Recombinant molecule encoding an intact protein product

The B. anthracis is transformed with a recombinant molecule comprising a nucleic acid molecule encoding an intact protein product operatively linked to an expression vector suitable for expression in B. anthracis.

The claims cover a genetically modified Bacillus anthracis host with multiple inactivated protease genes and specific genetic backgrounds (sporulation deficiency and virulence plasmid deletions), transformed with recombinant molecules encoding intact protein products, especially toxins and anthrax toxin components.
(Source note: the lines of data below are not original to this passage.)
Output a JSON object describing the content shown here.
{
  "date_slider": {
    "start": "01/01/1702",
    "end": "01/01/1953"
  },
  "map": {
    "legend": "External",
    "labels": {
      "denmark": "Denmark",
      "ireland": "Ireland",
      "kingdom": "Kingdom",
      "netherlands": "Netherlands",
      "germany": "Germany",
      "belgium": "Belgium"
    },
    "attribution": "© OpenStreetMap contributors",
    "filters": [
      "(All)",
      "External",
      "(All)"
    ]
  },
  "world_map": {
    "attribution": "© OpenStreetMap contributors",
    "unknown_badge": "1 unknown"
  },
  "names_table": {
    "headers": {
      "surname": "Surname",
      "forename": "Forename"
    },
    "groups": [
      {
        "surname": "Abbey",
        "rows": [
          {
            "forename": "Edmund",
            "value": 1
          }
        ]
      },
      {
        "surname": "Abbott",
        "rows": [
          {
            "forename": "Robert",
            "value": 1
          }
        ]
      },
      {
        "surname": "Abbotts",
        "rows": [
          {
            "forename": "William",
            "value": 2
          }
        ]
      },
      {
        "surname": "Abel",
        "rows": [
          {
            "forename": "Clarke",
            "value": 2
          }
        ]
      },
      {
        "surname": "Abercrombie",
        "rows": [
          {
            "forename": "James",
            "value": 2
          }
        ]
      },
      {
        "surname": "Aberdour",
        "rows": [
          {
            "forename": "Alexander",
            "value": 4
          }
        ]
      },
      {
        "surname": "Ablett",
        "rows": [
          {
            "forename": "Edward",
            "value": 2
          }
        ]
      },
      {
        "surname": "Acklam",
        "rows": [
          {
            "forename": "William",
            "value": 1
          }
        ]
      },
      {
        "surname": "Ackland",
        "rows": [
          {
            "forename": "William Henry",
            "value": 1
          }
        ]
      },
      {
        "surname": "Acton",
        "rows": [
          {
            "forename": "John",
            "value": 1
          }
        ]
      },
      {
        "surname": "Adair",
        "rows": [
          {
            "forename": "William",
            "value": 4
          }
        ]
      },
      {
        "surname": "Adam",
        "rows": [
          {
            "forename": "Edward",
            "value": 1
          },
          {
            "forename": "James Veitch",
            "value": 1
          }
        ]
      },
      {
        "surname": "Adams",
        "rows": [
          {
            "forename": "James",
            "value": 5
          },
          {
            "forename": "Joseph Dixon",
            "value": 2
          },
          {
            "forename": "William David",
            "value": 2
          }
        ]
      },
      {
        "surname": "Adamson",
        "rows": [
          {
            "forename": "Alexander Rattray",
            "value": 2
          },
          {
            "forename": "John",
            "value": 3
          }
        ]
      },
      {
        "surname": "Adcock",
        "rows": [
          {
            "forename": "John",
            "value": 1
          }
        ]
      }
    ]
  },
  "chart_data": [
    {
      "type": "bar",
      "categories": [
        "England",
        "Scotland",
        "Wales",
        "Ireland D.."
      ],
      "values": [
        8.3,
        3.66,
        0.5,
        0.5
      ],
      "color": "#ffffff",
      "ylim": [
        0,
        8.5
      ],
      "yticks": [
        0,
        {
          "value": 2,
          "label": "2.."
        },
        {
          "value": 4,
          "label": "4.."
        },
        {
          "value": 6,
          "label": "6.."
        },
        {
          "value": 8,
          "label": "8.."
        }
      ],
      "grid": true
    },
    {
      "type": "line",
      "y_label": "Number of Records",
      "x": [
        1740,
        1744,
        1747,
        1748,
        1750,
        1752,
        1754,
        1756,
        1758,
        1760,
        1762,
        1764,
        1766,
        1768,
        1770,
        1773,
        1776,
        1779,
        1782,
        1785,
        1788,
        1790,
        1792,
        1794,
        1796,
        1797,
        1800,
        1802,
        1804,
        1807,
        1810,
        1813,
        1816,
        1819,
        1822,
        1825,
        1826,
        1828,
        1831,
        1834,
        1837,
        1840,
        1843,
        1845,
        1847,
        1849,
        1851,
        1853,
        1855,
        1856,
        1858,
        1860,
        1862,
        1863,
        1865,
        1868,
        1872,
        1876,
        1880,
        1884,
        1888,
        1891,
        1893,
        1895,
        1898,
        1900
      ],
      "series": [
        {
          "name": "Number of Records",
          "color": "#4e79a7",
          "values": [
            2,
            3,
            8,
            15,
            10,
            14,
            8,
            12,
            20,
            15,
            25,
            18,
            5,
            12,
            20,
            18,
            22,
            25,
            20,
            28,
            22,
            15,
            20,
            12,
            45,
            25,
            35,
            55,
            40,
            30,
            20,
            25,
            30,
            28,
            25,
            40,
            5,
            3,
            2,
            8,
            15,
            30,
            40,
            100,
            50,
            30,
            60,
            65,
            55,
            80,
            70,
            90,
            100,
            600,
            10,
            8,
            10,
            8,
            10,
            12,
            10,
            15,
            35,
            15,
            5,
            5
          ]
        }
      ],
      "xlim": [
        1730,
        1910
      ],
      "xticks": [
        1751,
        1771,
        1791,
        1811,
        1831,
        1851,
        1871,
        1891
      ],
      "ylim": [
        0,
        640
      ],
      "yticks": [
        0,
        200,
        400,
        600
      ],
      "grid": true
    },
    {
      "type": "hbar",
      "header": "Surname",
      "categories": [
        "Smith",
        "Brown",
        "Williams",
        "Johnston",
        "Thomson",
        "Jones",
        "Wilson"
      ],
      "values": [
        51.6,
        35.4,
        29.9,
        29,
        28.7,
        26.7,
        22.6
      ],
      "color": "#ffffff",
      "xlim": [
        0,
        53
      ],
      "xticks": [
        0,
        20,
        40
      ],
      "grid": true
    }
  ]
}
These features collectively enable improved production of intact recombinant proteins.

Stated Advantages

Protease-deficient B. anthracis strains produce intact (mature, full-length) recombinant proteins, often at high yield, compared to other Bacillus strains or strains with fewer protease deletions.

Deletion of multiple secreted proteases stabilizes anthrax toxin components and other recombinant proteins in culture supernatants over extended time, enhancing protein yield and integrity.

Specific strains such as BH460 and BH480 are sporulation-deficient, lack virulence plasmids, and produce highly active proteins with improved potency, such as edema factor with greater in vivo activity.

The modified strains offer improved hosts for recombinant protein production, typically yielding greater than 10 mg pure protein per liter of culture, and in some cases yields exceeding 50 to 90 mg per liter.

Documented Applications

Production of stable, intact recombinant proteins including anthrax toxin components (protective antigen, edema factor, lethal factor), anthrolysin, Bacillus cereus hemolysins, and heterologous proteins.

Using protease-deficient, sporulation-deficient, and avirulent Bacillus anthracis strains for production of recombinant toxins or toxin fusion proteins, including for vaccine development and therapeutic use.

Methods of culturing genetically modified Bacillus anthracis strains transformed with recombinant molecules encoding desired protein products and recovering those proteins.

Use of Bacillus anthracis strains lacking specific proteases to produce proteins such as hemolysin HBL components, toxin fusion proteins like LFnBlaY, and variants of urokinase plasminogen activator.